Non l'aveva mai usato, non l'aveva neppure mai puntato contro alcun essere vivente e non aveva mai pensato di doverlo fare; era sempre stata fermamente convinta che non avrebbe mai usato violenza contro nessuno per nessun motivo.
Si trovava ad un bivio: poteva sparare alle due creature che avevano assalito Kyle ed ucciderle, contravvenendo ad ogni suo istinto e ad ogni sua più intima convinzione; oppure poteva lasciare che finissero l'uomo e che presto, con ogni probabilità, assalissero anche lei.

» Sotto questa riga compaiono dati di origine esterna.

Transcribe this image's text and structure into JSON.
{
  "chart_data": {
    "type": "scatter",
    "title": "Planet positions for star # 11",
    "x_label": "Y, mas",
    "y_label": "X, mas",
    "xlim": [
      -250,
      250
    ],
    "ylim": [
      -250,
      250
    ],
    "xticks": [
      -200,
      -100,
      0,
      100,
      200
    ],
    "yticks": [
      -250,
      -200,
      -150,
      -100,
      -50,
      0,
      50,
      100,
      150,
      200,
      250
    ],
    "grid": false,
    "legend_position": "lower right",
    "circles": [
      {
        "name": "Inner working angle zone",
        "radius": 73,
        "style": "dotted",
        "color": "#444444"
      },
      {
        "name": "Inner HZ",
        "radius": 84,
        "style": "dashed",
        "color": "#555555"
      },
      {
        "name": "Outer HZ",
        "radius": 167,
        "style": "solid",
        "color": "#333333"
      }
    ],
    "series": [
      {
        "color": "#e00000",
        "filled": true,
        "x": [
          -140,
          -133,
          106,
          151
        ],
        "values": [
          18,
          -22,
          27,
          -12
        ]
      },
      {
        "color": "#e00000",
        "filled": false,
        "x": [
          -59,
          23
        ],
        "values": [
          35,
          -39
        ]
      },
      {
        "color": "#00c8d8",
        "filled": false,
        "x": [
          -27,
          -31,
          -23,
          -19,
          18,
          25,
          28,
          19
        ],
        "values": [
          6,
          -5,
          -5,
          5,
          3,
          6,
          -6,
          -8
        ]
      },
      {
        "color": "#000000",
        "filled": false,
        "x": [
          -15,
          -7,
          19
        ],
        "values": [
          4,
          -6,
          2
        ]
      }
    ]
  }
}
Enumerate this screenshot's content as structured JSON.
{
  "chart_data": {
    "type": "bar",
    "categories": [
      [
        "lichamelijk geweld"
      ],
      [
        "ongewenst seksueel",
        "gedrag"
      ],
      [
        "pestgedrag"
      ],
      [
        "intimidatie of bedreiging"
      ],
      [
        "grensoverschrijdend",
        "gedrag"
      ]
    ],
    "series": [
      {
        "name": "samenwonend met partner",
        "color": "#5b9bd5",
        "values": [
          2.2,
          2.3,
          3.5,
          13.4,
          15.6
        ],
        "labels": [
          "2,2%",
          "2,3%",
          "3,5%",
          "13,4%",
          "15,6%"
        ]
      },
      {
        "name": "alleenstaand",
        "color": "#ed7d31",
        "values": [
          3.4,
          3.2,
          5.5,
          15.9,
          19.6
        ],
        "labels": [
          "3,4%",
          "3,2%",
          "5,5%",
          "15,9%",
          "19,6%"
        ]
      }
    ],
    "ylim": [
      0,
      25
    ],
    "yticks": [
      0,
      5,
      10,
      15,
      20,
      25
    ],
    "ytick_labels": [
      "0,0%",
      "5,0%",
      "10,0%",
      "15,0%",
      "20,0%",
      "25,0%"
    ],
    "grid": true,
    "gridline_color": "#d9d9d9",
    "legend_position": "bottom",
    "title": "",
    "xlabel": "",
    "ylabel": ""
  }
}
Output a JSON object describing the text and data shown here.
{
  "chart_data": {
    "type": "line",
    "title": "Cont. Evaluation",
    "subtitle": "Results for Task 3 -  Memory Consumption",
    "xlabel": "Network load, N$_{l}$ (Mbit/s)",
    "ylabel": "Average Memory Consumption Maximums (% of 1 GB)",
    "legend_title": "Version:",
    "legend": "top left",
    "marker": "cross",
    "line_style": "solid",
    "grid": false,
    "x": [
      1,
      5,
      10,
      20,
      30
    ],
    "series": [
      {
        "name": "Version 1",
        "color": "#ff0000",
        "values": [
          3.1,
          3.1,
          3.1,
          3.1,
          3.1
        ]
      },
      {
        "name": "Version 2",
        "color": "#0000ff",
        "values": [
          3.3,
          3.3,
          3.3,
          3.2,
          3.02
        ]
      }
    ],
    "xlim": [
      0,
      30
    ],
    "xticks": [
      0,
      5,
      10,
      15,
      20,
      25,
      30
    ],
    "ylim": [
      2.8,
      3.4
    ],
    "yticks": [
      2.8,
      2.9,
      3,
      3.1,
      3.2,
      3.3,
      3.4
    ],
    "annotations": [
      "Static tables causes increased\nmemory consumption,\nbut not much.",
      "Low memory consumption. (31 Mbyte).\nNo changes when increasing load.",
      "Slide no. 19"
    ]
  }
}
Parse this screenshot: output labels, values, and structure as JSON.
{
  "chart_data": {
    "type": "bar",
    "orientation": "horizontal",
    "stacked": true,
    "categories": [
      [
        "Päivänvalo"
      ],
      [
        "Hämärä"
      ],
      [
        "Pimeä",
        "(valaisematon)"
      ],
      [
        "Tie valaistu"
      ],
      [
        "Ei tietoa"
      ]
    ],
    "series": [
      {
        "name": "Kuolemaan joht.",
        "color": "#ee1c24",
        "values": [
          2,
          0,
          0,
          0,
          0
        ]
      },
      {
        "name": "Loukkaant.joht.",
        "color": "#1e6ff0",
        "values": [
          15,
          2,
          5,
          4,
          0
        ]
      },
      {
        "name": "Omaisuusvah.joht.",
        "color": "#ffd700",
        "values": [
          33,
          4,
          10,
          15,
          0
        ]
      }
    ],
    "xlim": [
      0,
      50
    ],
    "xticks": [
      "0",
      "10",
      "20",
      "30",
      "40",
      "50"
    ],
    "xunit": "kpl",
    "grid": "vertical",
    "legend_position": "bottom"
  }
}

La ragazza esitò, si avvicinò ulteriormente ai due esseri e sorprendentemente le sembrò di riconoscerli: sì, intravedeva nei tratti ferini dei due mostri il riflesso di ciò che erano stati i suoi compagni, coloro che avevano iniziato con lei quella missione.

Kyle era ormai allo stremo delle forze, la lotta era impari, i due esseri assetati di sangue lo incalzavano e non gli davano tregua; i movimenti dell'uomo sempre più lenti, i colpi parati con sempre minor vigore, presto il tenente Winter avrebbe ceduto, sopraffatto dalle due creature aliene.


Un lampo di luce verde, accecante.
Un secondo sparo.
Igor Klee e Alice Byers caddero a terra, morti.
Nei loro volti esangui non vi era più segno delle creature demoniache che erano diventate, era sparita ogni traccia della presenza aliena che li aveva trasformati prima dentro e poi fuori e che aveva tentato di fare lo stesso con Eloise.

Aveva sparato, aveva ucciso due persone.
Nulla le avrebbe più riportate indietro, lei era responsabile della loro morte.

La ragazza consegnò a Kyle il suo disintegratore e senza una parola l'aiutò a caricare a bordo della lancia i corpi dei due sfortunati compagni.
Voleva solo allontanarsi da quel pianeta vivente che l'aveva attratta nella sua trappola mortale e dimenticare tutto ciò che era successo; non voleva più avere a che fare con lo spazio, i viaggi interstellari, le armi, la morte.
Voleva tornare sulla Terra, cercare di ritrovare quella pace con se stessa che il pianeta senz'acqua le aveva rubato.


I motori a reazione della Icarus III si spensero.
Piano piano il fumo si diradò sulla piattaforma di atterraggio ed Eloise potè ammirare dall'oblò della sua cabina gli edifici di vetro e metallo che costituivano il nucleo della base lunare Ermione, illuminati da centinaia di luci rosse.
Le tornò alla mente la sua città natale, sulla Terra, quando da piccola l'aveva vista per la prima volta di notte da un aereo: mille luci rosse ne delineavano il profilo rendendola misteriosa e sublime.
Stava tornando a casa.

Il tenente Kyle Winter entrò silenziosamente nella sua cabina, le mise un braccio attorno alle spalle e le disse: "Siamo quasi arrivati, Eloise, dall'altro lato della luna si vede la Terra, la tua casa. La nostra casa".